Can anyone give me a steer on where to get at documentation for Audi Technical Service Bulletins? The service garage has given me a Transaction Number of 2016846/4 for the relevant item but I am not getting very far trying to turn that into a document.

Current state of play btw is that Audi are continuing to be disinterested in doing any further engineering analysis on the fault having decided it looks like the one in their service bulletin. While the engineer dispatched by the servicing garages Insurance Company is apparently suggesting a 'catastrophic part failure' unrelated to lubricants. His theory is that the relevant part (I assume some pieces of the rear differential) were structurally unsound and the reason this blew up on 20th December was because the cold weather and ice had meant the rear wheel drive was being regularly brought into play, stressing the flawed part and causing a failure. The logic being that most of the time the part was not under stress because the rear wheel drive was not being invoked in normal driving conditions.

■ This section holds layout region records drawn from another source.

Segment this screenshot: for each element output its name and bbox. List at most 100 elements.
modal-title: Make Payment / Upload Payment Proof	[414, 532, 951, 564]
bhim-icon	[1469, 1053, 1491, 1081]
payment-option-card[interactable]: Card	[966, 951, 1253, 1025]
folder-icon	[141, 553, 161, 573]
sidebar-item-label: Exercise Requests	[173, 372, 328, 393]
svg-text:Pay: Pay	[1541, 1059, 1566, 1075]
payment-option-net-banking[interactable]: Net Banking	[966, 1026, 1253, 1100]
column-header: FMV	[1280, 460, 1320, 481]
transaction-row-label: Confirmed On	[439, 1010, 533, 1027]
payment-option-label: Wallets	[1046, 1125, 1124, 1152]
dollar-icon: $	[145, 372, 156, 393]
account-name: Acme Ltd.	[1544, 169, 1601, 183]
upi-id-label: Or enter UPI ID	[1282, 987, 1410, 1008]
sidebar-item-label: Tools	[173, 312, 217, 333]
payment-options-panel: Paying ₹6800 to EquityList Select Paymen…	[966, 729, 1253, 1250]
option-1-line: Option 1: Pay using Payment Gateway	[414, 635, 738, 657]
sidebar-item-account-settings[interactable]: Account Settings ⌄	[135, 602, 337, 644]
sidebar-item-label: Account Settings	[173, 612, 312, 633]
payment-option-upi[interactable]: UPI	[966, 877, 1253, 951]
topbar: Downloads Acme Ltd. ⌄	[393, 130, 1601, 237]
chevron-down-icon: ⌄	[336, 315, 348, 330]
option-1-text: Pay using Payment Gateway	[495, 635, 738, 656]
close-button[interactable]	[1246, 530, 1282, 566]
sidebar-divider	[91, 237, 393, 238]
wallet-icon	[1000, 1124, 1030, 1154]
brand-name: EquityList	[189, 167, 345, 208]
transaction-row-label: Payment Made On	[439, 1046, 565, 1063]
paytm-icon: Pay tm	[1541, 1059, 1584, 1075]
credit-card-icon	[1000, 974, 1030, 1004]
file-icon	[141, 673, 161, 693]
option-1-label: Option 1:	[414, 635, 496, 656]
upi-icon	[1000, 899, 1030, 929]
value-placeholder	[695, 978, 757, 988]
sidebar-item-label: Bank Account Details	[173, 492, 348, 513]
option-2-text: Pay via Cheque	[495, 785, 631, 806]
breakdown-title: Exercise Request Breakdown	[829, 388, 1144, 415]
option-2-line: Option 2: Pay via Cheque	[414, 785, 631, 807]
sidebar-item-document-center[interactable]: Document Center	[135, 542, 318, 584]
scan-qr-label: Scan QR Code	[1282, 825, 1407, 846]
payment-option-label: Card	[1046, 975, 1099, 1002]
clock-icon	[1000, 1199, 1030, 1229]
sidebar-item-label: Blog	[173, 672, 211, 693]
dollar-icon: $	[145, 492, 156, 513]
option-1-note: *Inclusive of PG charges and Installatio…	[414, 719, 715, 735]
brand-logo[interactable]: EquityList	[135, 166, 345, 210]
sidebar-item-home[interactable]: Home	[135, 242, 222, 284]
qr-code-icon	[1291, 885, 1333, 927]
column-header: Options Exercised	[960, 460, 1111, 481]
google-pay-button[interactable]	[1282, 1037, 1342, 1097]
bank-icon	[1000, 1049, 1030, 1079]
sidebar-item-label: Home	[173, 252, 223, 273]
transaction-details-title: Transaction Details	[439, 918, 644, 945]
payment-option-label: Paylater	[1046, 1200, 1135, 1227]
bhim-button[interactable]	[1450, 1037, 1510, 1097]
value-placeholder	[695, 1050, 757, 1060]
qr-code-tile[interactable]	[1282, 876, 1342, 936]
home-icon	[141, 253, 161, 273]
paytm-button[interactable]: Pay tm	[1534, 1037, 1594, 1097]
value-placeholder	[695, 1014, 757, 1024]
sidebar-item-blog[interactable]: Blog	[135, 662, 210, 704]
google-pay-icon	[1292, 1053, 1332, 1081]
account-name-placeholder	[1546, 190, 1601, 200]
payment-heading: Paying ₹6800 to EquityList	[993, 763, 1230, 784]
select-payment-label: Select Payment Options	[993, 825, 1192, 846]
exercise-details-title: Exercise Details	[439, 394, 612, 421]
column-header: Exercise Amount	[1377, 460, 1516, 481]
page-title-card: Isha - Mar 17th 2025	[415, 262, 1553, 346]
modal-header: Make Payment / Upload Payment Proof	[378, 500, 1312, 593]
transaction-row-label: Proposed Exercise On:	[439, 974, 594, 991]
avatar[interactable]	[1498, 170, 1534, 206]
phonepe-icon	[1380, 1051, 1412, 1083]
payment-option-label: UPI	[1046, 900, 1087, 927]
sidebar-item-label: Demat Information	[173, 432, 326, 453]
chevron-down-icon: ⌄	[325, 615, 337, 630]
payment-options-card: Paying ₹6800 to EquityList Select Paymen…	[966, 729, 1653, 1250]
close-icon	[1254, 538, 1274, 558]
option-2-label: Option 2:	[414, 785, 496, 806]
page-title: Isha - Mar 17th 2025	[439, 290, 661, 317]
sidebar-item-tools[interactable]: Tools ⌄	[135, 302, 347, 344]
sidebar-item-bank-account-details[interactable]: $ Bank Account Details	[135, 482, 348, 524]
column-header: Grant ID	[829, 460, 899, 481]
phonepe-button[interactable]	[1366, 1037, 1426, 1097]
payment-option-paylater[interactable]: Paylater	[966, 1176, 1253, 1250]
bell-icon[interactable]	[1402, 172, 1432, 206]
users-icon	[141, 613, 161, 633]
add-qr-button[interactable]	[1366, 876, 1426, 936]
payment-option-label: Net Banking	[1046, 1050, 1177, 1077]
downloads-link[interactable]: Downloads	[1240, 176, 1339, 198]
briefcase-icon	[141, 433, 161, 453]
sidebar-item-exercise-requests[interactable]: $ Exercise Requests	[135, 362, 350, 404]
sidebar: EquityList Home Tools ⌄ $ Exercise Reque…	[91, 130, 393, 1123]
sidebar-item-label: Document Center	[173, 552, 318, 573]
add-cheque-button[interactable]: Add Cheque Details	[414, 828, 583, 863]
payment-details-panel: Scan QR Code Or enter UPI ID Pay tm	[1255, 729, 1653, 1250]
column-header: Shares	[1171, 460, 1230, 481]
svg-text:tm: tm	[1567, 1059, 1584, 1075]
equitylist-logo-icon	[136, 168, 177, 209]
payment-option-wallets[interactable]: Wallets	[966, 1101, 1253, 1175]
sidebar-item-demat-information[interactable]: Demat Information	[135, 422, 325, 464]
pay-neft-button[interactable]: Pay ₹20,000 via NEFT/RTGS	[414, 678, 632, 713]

btw service centre have indicated they dont believe this is in anyway related to any kind of road or impact damage, so its a bad service or a bad part

(para999 - i crawled it from the verge to the nearest safe area at request of RAC, about 1/2 mile at about 10 mph. It was then dispatched on a low loader rather than towed)

Meanwhile I am enjoying the thrills of my mothers 1.4l VW Fox [smiley=bigcry.gif]

richard


----------



## wobbie_t (Jan 16, 2011)

Hi 
I am a Audi tech. 
the audi dealer is correct in what they are saying, i have seen this befor as well. when a back street dealer carries out an haldex oil change the drain the wrong part of the diff and then fill the diff section with haldex oil, not diff oil and after a few miels the diff exspiers as your has done. you need to find out what oil has been put into the diff. and you wont find any audi technical bullitins online as they are kind keeped secret to a point. (but some have leaked online)
hope this make its a bit more clear for you.


----------



## troytower (Jun 14, 2011)

I recently bought a used 2008 audi quattro 3.2 (one previous owner) from Carmax(an American nationwide dealership)

Yesterday the rear differential had to be replaced due to it doing the exact same thing as described by the poster of this topic. I was only going 40 mph. WEAK! Thankfully it happend before the warranty ran out. Not sure if its common for the rear differential to fail on Quattros? Only 32,000 miles on it. Thoughts? I have a sneaking suspicion that the previous owner beat the shit out of the car, looks can be deceiving.

I love the Audi but I hope I'm not in for some serious stress in the post warranty future.

Troy


----------